Additional validations should include making sure the changes are complete/legal, and potentially checking a row version # or last modified date between the passed model and the data loaded from the DB to ensure they match. When the user opened the page they may have gotten version #1 of the record. When they finally submit the form, if the DB returned version #2, it would indicate that someone else modified that row in that time. (Otherwise you are overwriting the changes)
I tried to solve by myself, but... Looks like I need help from people.
I have Business Silverlight application with WCF RIA and EntityFramework. Access to Database I get via LinqToEntites.
Common loading data from database I making by this:
return DbContext.Customers
This code returns full Customers table from DataBase. But sometimes I do not need to show all data. Easy way is use linq filters in client side by next code:
public LoadInfo()
{
...
var LO1 = PublicDomainContext.Load(PublicDomainContext.GetCustomersQuery());
LO1.Completed += LO1Completed;
...
}
private void LO1Completed(object sender, EventArgs eventArgs)
{
...
DatatViewGrid.ItemsSource = null;
DatatViewGrid.ItemsSource = loadOperation.Entities.Where(c=>c ...filtering...);
//or PublicDomainContext.Customers.Where(c=>c ...filtering...)
...
}
However this way has very and very important flaw: all data passing from server to client side via DomainService may be viewed by applications like Fiddler.
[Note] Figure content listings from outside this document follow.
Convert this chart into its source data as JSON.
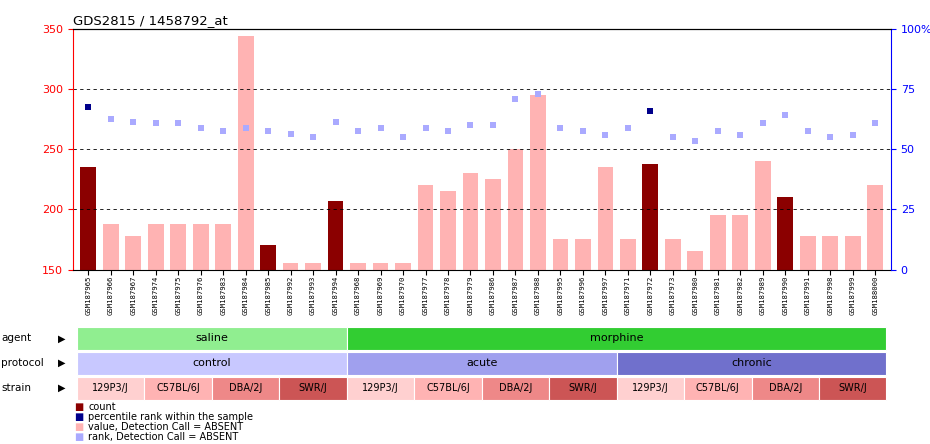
{
  "title": "GDS2815 / 1458792_at",
  "samples": [
    "GSM187965",
    "GSM187966",
    "GSM187967",
    "GSM187974",
    "GSM187975",
    "GSM187976",
    "GSM187983",
    "GSM187984",
    "GSM187985",
    "GSM187992",
    "GSM187993",
    "GSM187994",
    "GSM187968",
    "GSM187969",
    "GSM187970",
    "GSM187977",
    "GSM187978",
    "GSM187979",
    "GSM187986",
    "GSM187987",
    "GSM187988",
    "GSM187995",
    "GSM187996",
    "GSM187997",
    "GSM187971",
    "GSM187972",
    "GSM187973",
    "GSM187980",
    "GSM187981",
    "GSM187982",
    "GSM187989",
    "GSM187990",
    "GSM187991",
    "GSM187998",
    "GSM187999",
    "GSM188000"
  ],
  "bar_values": [
    235,
    188,
    178,
    188,
    188,
    188,
    188,
    344,
    170,
    155,
    155,
    207,
    155,
    155,
    155,
    220,
    215,
    230,
    225,
    250,
    295,
    175,
    175,
    235,
    175,
    238,
    175,
    165,
    195,
    195,
    240,
    210,
    178,
    178,
    178,
    220
  ],
  "bar_colors": [
    "#8B0000",
    "#ffb3b3",
    "#ffb3b3",
    "#ffb3b3",
    "#ffb3b3",
    "#ffb3b3",
    "#ffb3b3",
    "#ffb3b3",
    "#8B0000",
    "#ffb3b3",
    "#ffb3b3",
    "#8B0000",
    "#ffb3b3",
    "#ffb3b3",
    "#ffb3b3",
    "#ffb3b3",
    "#ffb3b3",
    "#ffb3b3",
    "#ffb3b3",
    "#ffb3b3",
    "#ffb3b3",
    "#ffb3b3",
    "#ffb3b3",
    "#ffb3b3",
    "#ffb3b3",
    "#8B0000",
    "#ffb3b3",
    "#ffb3b3",
    "#ffb3b3",
    "#ffb3b3",
    "#ffb3b3",
    "#8B0000",
    "#ffb3b3",
    "#ffb3b3",
    "#ffb3b3",
    "#ffb3b3"
  ],
  "rank_values": [
    285,
    275,
    273,
    272,
    272,
    268,
    265,
    268,
    265,
    263,
    260,
    273,
    265,
    268,
    260,
    268,
    265,
    270,
    270,
    292,
    296,
    268,
    265,
    262,
    268,
    282,
    260,
    257,
    265,
    262,
    272,
    278,
    265,
    260,
    262,
    272
  ],
  "rank_colors": [
    "#00008B",
    "#aaaaff",
    "#aaaaff",
    "#aaaaff",
    "#aaaaff",
    "#aaaaff",
    "#aaaaff",
    "#aaaaff",
    "#aaaaff",
    "#aaaaff",
    "#aaaaff",
    "#aaaaff",
    "#aaaaff",
    "#aaaaff",
    "#aaaaff",
    "#aaaaff",
    "#aaaaff",
    "#aaaaff",
    "#aaaaff",
    "#aaaaff",
    "#aaaaff",
    "#aaaaff",
    "#aaaaff",
    "#aaaaff",
    "#aaaaff",
    "#00008B",
    "#aaaaff",
    "#aaaaff",
    "#aaaaff",
    "#aaaaff",
    "#aaaaff",
    "#aaaaff",
    "#aaaaff",
    "#aaaaff",
    "#aaaaff",
    "#aaaaff"
  ],
  "ylim_left": [
    150,
    350
  ],
  "ylim_right": [
    0,
    100
  ],
  "yticks_left": [
    150,
    200,
    250,
    300,
    350
  ],
  "yticks_right": [
    0,
    25,
    50,
    75,
    100
  ],
  "ytick_dotted": [
    200,
    250,
    300
  ],
  "agent_groups": [
    {
      "label": "saline",
      "start": 0,
      "end": 12,
      "color": "#90EE90"
    },
    {
      "label": "morphine",
      "start": 12,
      "end": 36,
      "color": "#32CD32"
    }
  ],
  "protocol_groups": [
    {
      "label": "control",
      "start": 0,
      "end": 12,
      "color": "#c8c8ff"
    },
    {
      "label": "acute",
      "start": 12,
      "end": 24,
      "color": "#a0a0ee"
    },
    {
      "label": "chronic",
      "start": 24,
      "end": 36,
      "color": "#7070cc"
    }
  ],
  "strain_groups": [
    {
      "label": "129P3/J",
      "start": 0,
      "end": 3,
      "color": "#ffd0d0"
    },
    {
      "label": "C57BL/6J",
      "start": 3,
      "end": 6,
      "color": "#ffb3b3"
    },
    {
      "label": "DBA/2J",
      "start": 6,
      "end": 9,
      "color": "#ee8888"
    },
    {
      "label": "SWR/J",
      "start": 9,
      "end": 12,
      "color": "#cc5555"
    },
    {
      "label": "129P3/J",
      "start": 12,
      "end": 15,
      "color": "#ffd0d0"
    },
    {
      "label": "C57BL/6J",
      "start": 15,
      "end": 18,
      "color": "#ffb3b3"
    },
    {
      "label": "DBA/2J",
      "start": 18,
      "end": 21,
      "color": "#ee8888"
    },
    {
      "label": "SWR/J",
      "start": 21,
      "end": 24,
      "color": "#cc5555"
    },
    {
      "label": "129P3/J",
      "start": 24,
      "end": 27,
      "color": "#ffd0d0"
    },
    {
      "label": "C57BL/6J",
      "start": 27,
      "end": 30,
      "color": "#ffb3b3"
    },
    {
      "label": "DBA/2J",
      "start": 30,
      "end": 33,
      "color": "#ee8888"
    },
    {
      "label": "SWR/J",
      "start": 33,
      "end": 36,
      "color": "#cc5555"
    }
  ],
  "legend_items": [
    {
      "color": "#8B0000",
      "marker": "s",
      "label": "count"
    },
    {
      "color": "#00008B",
      "marker": "s",
      "label": "percentile rank within the sample"
    },
    {
      "color": "#ffb3b3",
      "marker": "s",
      "label": "value, Detection Call = ABSENT"
    },
    {
      "color": "#aaaaff",
      "marker": "s",
      "label": "rank, Detection Call = ABSENT"
    }
  ]
}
So I need to come up with another way.
Task: filter recieving data in server side and return this data.
Way #1: LinqToEntites has a beautiful projection method:
//MSDN Example
var query =
contacts.SelectMany(
contact => orders.Where(order =>
(contact.ContactID == order.Contact.ContactID)
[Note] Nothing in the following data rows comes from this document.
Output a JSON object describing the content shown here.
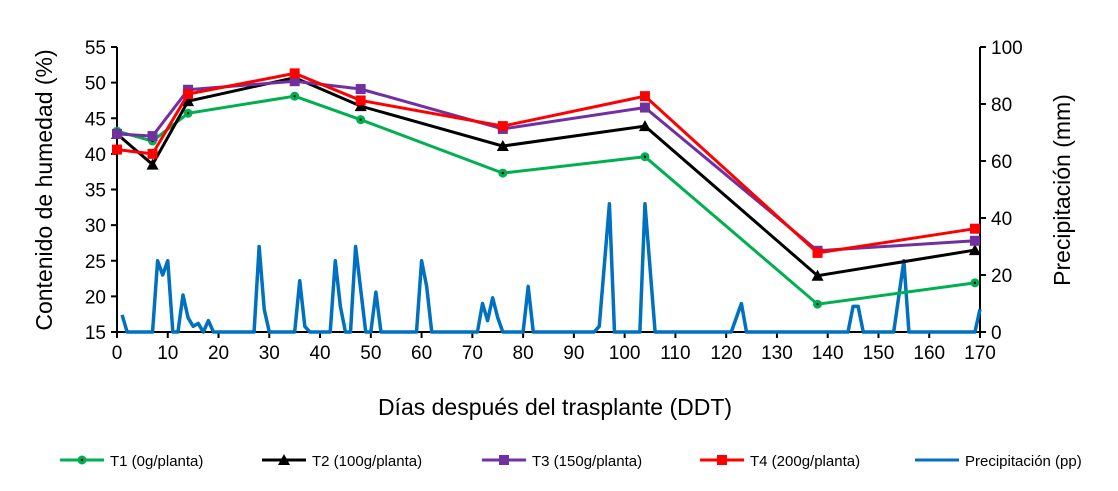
{
  "chart_data": {
    "type": "line",
    "title": "",
    "xlabel": "Días después del trasplante (DDT)",
    "ylabel": "Contenido de humedad (%)",
    "y2label": "Precipitación (mm)",
    "xlim": [
      0,
      170
    ],
    "ylim": [
      15,
      55
    ],
    "y2lim": [
      0,
      100
    ],
    "xticks": [
      0,
      10,
      20,
      30,
      40,
      50,
      60,
      70,
      80,
      90,
      100,
      110,
      120,
      130,
      140,
      150,
      160,
      170
    ],
    "yticks": [
      15,
      20,
      25,
      30,
      35,
      40,
      45,
      50,
      55
    ],
    "y2ticks": [
      0,
      20,
      40,
      60,
      80,
      100
    ],
    "grid": false,
    "legend_position": "bottom",
    "x": [
      0,
      7,
      14,
      35,
      48,
      76,
      104,
      138,
      169
    ],
    "series": [
      {
        "name": "T1 (0g/planta)",
        "color": "#00b050",
        "marker": "circle",
        "values": [
          43.2,
          41.8,
          45.7,
          48.1,
          44.8,
          37.3,
          39.6,
          18.9,
          21.9
        ]
      },
      {
        "name": "T2 (100g/planta)",
        "color": "#000000",
        "marker": "triangle",
        "values": [
          42.8,
          38.5,
          47.4,
          50.7,
          46.7,
          41.1,
          43.9,
          22.9,
          26.5
        ]
      },
      {
        "name": "T3 (150g/planta)",
        "color": "#7030a0",
        "marker": "square",
        "values": [
          42.8,
          42.5,
          49.0,
          50.2,
          49.1,
          43.5,
          46.5,
          26.4,
          27.8
        ]
      },
      {
        "name": "T4 (200g/planta)",
        "color": "#ff0000",
        "marker": "square",
        "values": [
          40.6,
          40.0,
          48.4,
          51.3,
          47.5,
          43.9,
          48.1,
          26.1,
          29.5
        ]
      }
    ],
    "precipitation": {
      "name": "Precipitación (pp)",
      "color": "#0070c0",
      "axis": "right",
      "x": [
        1,
        2,
        7,
        8,
        9,
        10,
        11,
        12,
        13,
        14,
        15,
        16,
        17,
        18,
        19,
        27,
        28,
        29,
        30,
        35,
        36,
        37,
        38,
        42,
        43,
        44,
        45,
        46,
        47,
        48,
        49,
        50,
        51,
        52,
        59,
        60,
        61,
        62,
        71,
        72,
        73,
        74,
        75,
        76,
        80,
        81,
        82,
        94,
        95,
        97,
        98,
        103,
        104,
        106,
        121,
        123,
        124,
        144,
        145,
        146,
        147,
        153,
        155,
        156,
        169,
        170
      ],
      "values": [
        6,
        0,
        0,
        25,
        20,
        25,
        0,
        0,
        13,
        5,
        2,
        3,
        0,
        4,
        0,
        0,
        30,
        8,
        0,
        0,
        18,
        2,
        0,
        0,
        25,
        9,
        0,
        0,
        30,
        15,
        0,
        0,
        14,
        0,
        0,
        25,
        16,
        0,
        0,
        10,
        4,
        12,
        5,
        0,
        0,
        16,
        0,
        0,
        2,
        45,
        0,
        0,
        45,
        0,
        0,
        10,
        0,
        0,
        9,
        9,
        0,
        0,
        25,
        0,
        0,
        8
      ]
    }
  }
}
&& order.TotalDue < totalDue)
.Select(order => new
{
ContactID = contact.ContactID,
LastName = contact.LastName,
FirstName = contact.FirstName,
OrderID = order.SalesOrderID,
Total = order.TotalDue
}));
But, unfortunately, DomainServices cannot return undefined types, so this way won't work.
Way #2: I found next solution - make separate DTO classes (DataTransferObject). I just read some samples and made on the server side next class:
[DataContract]
public partial class CustomerDTO
{
[DataMember]
public int ISN { get; set; }
[DataMember]
public string FIO { get; set; }
[DataMember]
public string Listeners { get; set; }
}
And based this class I made a row of methods which return filtered data:
[OperationContract]
public List<CustomerDTO> Customers_Common()
{
return DbContext.Customers....Select(c => new CustomerDTO { ISN = c.ISN, FIO = c.FIO, Listeners = c.Listeners }).ToList();
}
And this works fine, all good...
But, there is strange problem: running application locally does not affect any troubles, but after publishing project on the Web Site, DomainService returns per each method HTTP 500 Error ("Not Found" exception). Of course, I cannot even LogIn into my application. DomainService is dead. If I delete last class and new methods from application and republish - all works fine, but without speacial filtering...
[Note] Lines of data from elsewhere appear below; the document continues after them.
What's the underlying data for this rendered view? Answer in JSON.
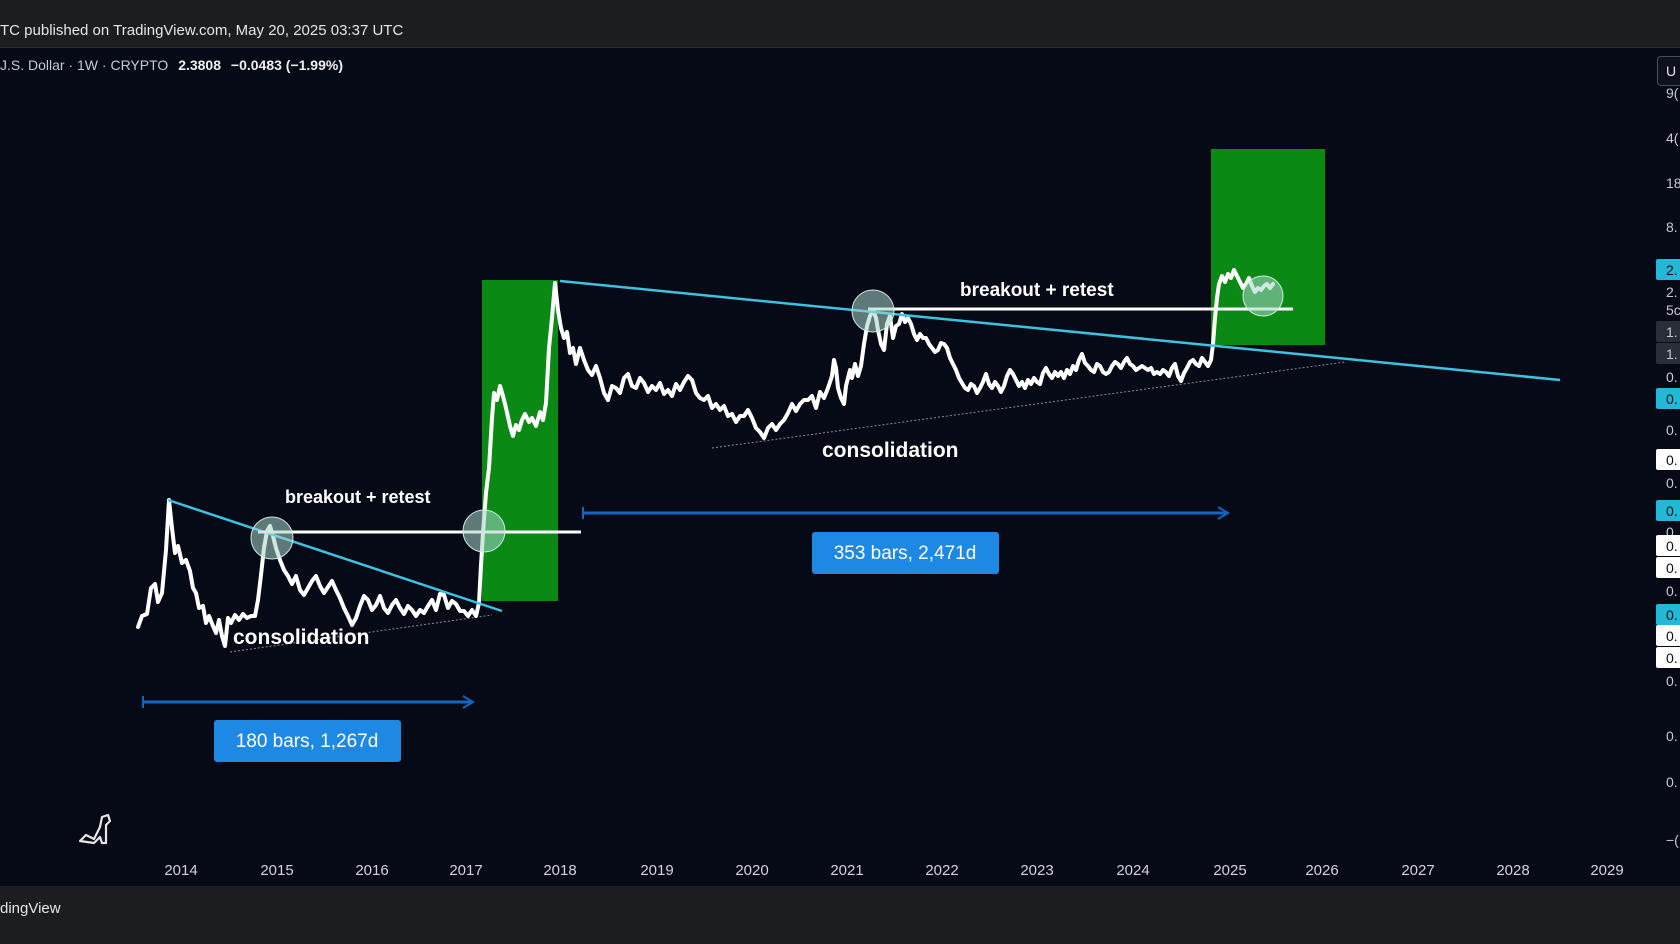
{
  "header": {
    "published": "TC published on TradingView.com, May 20, 2025 03:37 UTC"
  },
  "symbol": {
    "info": "J.S. Dollar · 1W · CRYPTO",
    "price": "2.3808",
    "change": "−0.0483 (−1.99%)"
  },
  "footer": {
    "brand": "dingView"
  },
  "scale_button": "U",
  "colors": {
    "background": "#060a17",
    "price_line": "#ffffff",
    "trendline": "#3cc3e0",
    "green_box": "#0a8a14",
    "label_box": "#1e88e5",
    "range_line": "#1565c0"
  },
  "icons": {
    "logo": "dino-logo-icon"
  },
  "chart_data": {
    "type": "line",
    "x_axis": {
      "type": "date",
      "range": [
        "2013-09-01",
        "2029-06-01"
      ],
      "ticks": [
        "2014",
        "2015",
        "2016",
        "2017",
        "2018",
        "2019",
        "2020",
        "2021",
        "2022",
        "2023",
        "2024",
        "2025",
        "2026",
        "2027",
        "2028",
        "2029"
      ]
    },
    "y_axis": {
      "scale": "log",
      "position": "right",
      "tick_labels": [
        "9(",
        "4(",
        "18",
        "8.",
        "2.",
        "2.",
        "5c",
        "1.",
        "1.",
        "0.",
        "0.",
        "0.",
        "0.",
        "0.",
        "0.",
        "0.",
        "0.",
        "0.",
        "0.",
        "0.",
        "0.",
        "0.",
        "0.",
        "0.",
        "0.",
        "−("
      ]
    },
    "annotations": {
      "texts": [
        {
          "text": "breakout + retest"
        },
        {
          "text": "consolidation"
        },
        {
          "text": "breakout + retest"
        },
        {
          "text": "consolidation"
        }
      ],
      "measure_labels": [
        "180 bars, 1,267d",
        "353 bars, 2,471d"
      ]
    }
  }
}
The Question: what I do wrong, why Service is dying with new classes, or tell me another way to solve my trouble. Please.
U P D A T E :
Hey, finally I solved this!
There is an answer: Dynamic query with WCF RIA Services
Your best shot is to find out what is causing the error. For that, override the OnError method on the DomainService like this:
protected override void OnError(DomainServiceErrorInfo errorInfo)
{
/* Log the error info to a file. Don't forget inner exceptions.
*/
base.OnError(errorInfo);
}
This is useful, because only two exceptions will be passed to the client, so if there are a lot of nested inner exceptions, you should still be able to see what actually causes the error.
In addition, you can inspect the error by attaching the debugger to the browser instance you are opening the site with. In VS2010 this is done by doing [Debug] -> [Attach to Process] in the menu-bar.